Bolder County will soon be introducing coyotes to combat the rampant growth of prairie dog colonies in the Gunbarrel area.

After a recent special meeting, Bolder County officials now believe they have found a solution to the growing invasive population of prairie dogs.

Harvey Danger, an ecologist who specializes in suburban rodent populations, presented both the Bolder Parks and Weed Department and county officials with a proposal that could curb the encroachment of two rival prairie dog colonies.

The proposal begins with the introduction of several packs of wild coyotes that will be brought in from Estes Park. Each of the three packs will consist of anywhere between 25-30 coyotes.

This program will will be dubbed Humans Offering Wildlife Liberation (HOWL).

“The fact that the coyotes have lived in the area means that they will become acclimated to the new environment quickly,” Danger said. “They won’t have to cope with changes like an altitude difference. They’ll be more effective as predators at a faster pace than coyotes brought in from Mexico or China.”

The 46-acre conservation site is slated to preserve prairie dog habitat, but Parks and Weed Spokeswoman Shirley Facetious said that their expansion is becoming a problem.

“Of course the Wooden Brothers and Weisenheimer Rocks colonies are welcome at the site — and our purpose is to preserve their natural habitat,” Facetious said. “But it’s come to the point that we have to put their expansion in check. The prairie dogs have really forced our hand at this point, and we see no other solution.”

The roughly 100 new coyotes will join a growing number of raptor birds, mostly falcons, that will help keep the prairie dogs in check.

HOWL joins an effort from a separate group of residents that thinks large venomous snakes would be more effective. Their biggest complaint is damage to yards in the area.

Without prior city or county approval, locals have been purchasing full-grown rattlesnakes to release in the area near the elementary school.

“I’d rather have a nice clean lawn and good open space that’s vermin-free,” a local resident who wished to remain anonymous said. “I really don’t mind the snakes or the coyotes.
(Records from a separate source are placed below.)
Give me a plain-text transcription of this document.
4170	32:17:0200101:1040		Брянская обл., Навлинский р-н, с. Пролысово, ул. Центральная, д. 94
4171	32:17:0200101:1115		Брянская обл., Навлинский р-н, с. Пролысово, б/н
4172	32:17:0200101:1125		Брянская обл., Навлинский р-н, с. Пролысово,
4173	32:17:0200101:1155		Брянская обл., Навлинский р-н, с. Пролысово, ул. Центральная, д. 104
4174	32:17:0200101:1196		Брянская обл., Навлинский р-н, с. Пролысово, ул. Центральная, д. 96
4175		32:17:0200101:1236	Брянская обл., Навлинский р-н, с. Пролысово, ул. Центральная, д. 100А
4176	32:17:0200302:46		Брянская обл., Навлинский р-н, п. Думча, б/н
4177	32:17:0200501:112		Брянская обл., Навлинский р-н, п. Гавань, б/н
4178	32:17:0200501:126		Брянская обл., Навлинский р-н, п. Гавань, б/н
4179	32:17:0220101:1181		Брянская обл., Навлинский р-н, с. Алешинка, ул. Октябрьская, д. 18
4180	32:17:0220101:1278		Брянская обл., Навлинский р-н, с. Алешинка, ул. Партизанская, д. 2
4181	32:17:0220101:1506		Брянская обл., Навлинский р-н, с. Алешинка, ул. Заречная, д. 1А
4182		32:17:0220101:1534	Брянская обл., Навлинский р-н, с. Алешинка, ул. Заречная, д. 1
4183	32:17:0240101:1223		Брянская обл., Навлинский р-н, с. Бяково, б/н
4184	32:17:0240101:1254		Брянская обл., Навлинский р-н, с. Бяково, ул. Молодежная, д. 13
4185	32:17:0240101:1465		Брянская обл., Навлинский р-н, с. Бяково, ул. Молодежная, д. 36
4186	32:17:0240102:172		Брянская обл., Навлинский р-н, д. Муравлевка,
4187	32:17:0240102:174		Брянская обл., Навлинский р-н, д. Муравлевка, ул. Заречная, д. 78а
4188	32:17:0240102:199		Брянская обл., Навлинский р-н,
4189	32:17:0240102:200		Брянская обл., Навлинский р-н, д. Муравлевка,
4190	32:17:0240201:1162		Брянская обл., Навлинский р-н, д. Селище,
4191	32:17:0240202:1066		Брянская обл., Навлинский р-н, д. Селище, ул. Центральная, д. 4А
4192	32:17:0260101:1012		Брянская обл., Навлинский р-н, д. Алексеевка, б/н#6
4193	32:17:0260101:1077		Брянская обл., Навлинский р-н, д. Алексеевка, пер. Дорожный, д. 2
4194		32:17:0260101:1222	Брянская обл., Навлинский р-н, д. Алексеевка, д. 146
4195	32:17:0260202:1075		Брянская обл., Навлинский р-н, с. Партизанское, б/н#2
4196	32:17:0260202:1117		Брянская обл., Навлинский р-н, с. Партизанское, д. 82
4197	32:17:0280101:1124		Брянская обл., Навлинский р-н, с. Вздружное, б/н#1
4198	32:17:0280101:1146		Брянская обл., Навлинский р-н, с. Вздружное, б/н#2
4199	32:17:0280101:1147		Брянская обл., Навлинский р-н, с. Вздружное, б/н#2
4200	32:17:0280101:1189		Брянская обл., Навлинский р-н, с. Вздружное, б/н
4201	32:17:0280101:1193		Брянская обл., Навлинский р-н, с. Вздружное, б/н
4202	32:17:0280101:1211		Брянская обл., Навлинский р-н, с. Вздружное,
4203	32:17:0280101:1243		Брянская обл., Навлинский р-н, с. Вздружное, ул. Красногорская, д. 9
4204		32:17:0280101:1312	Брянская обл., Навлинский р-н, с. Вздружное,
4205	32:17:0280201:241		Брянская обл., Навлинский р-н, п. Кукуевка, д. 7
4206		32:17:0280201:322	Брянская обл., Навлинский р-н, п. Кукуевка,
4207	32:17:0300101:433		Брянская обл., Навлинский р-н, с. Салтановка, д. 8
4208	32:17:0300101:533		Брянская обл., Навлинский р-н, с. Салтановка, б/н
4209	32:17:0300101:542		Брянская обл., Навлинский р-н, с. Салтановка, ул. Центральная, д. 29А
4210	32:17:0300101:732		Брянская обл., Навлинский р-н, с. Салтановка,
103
Whatever it takes to get those fat rats out.”

Though coyotes will be the official beginning of handling the problem, Parks and Weed has a more long-term solution.

With the veritable harvest in front of the coyotes, their population is expected to swell.

Once that point is reached, the plan is to relocate gray wolves from Wyoming in order to keep the coyote numbers down.

Kyle Perkins, who has self-published four books about wolves and printed thousands of T-shirts with depictions of the animal, said that this solution will benefit the ecosystem.

“This will really bring it full-circle,” Perkins said. “When the wolves realize they have the coyote population under control, they’ll migrate to other feeding grounds. I really don’t think any wild animal stays in an area where food is hard to find. It’s common sense.”

Officials said that they intend to begin the program later this spring and continue throughout the summer.

Anyone enjoying the outdoors in the area should remember to be cautious and respect the coyotes while they fulfill their obligations.